Big surprise, the storms in the South Pacific have caused the hotels to decide it is not safe enough for them to rent out snorkel equipment. This doesn’t mean you can’t go snorkeling with your own gear, it must means they don’t wanna get sued by renting it to you.

Instead of accepting defeat, I strolled over to Turtle Point, where the snorkelers go and jumped in the water. It is a dirt path, beyond the yoga spot, and eventually you will locate stone steps leading to a cement ramp into the water. It turned out to be a private swimming cove. I swam for a long time and floated on my back.

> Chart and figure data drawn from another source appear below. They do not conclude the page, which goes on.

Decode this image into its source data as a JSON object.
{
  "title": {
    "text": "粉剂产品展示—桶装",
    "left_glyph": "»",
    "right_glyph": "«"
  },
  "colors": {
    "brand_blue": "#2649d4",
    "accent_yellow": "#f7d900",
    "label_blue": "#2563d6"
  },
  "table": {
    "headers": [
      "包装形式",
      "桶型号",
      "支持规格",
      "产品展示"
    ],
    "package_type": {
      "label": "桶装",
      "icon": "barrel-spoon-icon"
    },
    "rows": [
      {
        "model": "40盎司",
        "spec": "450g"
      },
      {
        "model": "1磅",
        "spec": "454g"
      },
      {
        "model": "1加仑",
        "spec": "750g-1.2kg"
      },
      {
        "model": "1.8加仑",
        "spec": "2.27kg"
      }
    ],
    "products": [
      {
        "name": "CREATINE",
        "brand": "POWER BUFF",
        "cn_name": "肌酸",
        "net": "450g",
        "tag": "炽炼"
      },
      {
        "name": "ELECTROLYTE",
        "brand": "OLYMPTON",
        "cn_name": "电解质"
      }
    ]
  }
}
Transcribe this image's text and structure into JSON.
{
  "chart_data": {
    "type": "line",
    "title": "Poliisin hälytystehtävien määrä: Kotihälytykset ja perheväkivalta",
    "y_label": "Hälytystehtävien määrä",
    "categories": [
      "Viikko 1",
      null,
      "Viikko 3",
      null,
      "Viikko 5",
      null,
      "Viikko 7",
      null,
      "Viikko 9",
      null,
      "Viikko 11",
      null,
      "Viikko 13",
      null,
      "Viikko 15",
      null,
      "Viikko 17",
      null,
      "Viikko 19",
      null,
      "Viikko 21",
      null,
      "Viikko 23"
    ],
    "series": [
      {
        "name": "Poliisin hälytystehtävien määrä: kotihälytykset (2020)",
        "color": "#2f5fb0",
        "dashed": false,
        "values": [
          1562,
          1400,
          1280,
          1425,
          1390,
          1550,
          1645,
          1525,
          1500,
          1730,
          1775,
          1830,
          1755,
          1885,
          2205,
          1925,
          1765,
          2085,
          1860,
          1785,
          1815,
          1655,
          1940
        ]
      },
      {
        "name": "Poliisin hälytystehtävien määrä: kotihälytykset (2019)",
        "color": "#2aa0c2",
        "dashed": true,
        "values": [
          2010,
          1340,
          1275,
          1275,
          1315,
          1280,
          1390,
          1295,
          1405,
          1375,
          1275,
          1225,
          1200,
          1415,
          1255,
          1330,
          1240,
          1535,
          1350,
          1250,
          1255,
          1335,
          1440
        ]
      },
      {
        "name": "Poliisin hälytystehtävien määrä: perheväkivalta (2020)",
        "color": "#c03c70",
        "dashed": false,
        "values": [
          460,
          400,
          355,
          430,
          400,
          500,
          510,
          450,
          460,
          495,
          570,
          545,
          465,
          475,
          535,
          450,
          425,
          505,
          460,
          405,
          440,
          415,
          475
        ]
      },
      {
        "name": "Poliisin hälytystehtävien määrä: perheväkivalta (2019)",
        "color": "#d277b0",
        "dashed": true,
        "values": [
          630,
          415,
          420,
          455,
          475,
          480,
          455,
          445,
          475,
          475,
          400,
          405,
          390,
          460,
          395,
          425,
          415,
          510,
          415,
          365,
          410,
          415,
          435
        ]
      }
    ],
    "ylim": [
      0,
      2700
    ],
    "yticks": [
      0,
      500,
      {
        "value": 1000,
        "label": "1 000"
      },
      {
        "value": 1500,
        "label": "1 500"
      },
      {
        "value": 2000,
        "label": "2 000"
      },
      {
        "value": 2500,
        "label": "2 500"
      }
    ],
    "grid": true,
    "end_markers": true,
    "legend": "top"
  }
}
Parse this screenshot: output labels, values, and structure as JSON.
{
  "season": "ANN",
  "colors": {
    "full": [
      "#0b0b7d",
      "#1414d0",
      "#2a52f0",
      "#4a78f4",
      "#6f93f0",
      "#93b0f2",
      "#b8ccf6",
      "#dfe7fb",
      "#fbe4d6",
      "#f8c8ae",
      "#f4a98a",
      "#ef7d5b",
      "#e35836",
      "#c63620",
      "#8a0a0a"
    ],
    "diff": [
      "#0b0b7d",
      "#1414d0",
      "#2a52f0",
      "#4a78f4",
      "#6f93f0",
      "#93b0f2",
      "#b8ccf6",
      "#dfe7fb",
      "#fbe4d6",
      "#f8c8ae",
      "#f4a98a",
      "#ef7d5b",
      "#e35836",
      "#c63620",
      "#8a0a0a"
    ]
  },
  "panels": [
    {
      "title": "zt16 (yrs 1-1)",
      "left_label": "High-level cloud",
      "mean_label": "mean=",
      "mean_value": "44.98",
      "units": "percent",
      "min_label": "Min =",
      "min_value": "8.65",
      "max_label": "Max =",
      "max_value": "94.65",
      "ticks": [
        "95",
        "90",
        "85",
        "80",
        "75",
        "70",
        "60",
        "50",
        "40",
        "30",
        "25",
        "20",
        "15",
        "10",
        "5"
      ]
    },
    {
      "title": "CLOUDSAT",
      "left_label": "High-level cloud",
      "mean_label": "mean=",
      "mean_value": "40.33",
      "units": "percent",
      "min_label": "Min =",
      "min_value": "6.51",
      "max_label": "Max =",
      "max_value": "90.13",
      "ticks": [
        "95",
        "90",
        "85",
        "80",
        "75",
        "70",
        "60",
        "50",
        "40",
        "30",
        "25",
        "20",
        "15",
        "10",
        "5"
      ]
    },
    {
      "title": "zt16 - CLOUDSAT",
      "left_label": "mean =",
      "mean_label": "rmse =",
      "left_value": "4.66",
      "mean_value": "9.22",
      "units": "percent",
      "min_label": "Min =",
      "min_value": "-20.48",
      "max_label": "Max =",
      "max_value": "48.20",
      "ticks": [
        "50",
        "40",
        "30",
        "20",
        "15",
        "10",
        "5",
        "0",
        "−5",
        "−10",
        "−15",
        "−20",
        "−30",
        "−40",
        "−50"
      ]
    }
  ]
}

Then kids showed up with inner tubes.

Afterward, I sat on the grass in my own thoughts. To meditate. I rarely get a chance to let my mind roam and go with the flow, unless I’m writing a blog or maybe watching a TV show I find boring but with which my husband appears enthralled. I miss entire episodes because I might be consumed in my own thoughts since there is no time otherwise to indulge.

Well yesterday, I indulged. I let my mind wander in and out and come up for air now and then. Stared at the ocean. Felt the force of the waves. I would not say I meditated. I’m not sure people who meditate are any happier than those who do not, to tell you the truth. Try to make your mind empty, and it’s almost impossible. You’ll hang on the very thing you’re supposed to ignore. And when your mind is empty, finally, for that brief split second, it doesn’t feel any better.

Maybe it does for monks, though. I wore my Basilica Block Party 2015 t-shirt from Minneapolis to the snorkeling spot and the guy who handed me a towel at the pool confided how much he liked it. Probably because it says Praise the Loud, and he didn’t realize it was about Jenny Lewis and Wilco. He must have thought I was a Born-Again Christian.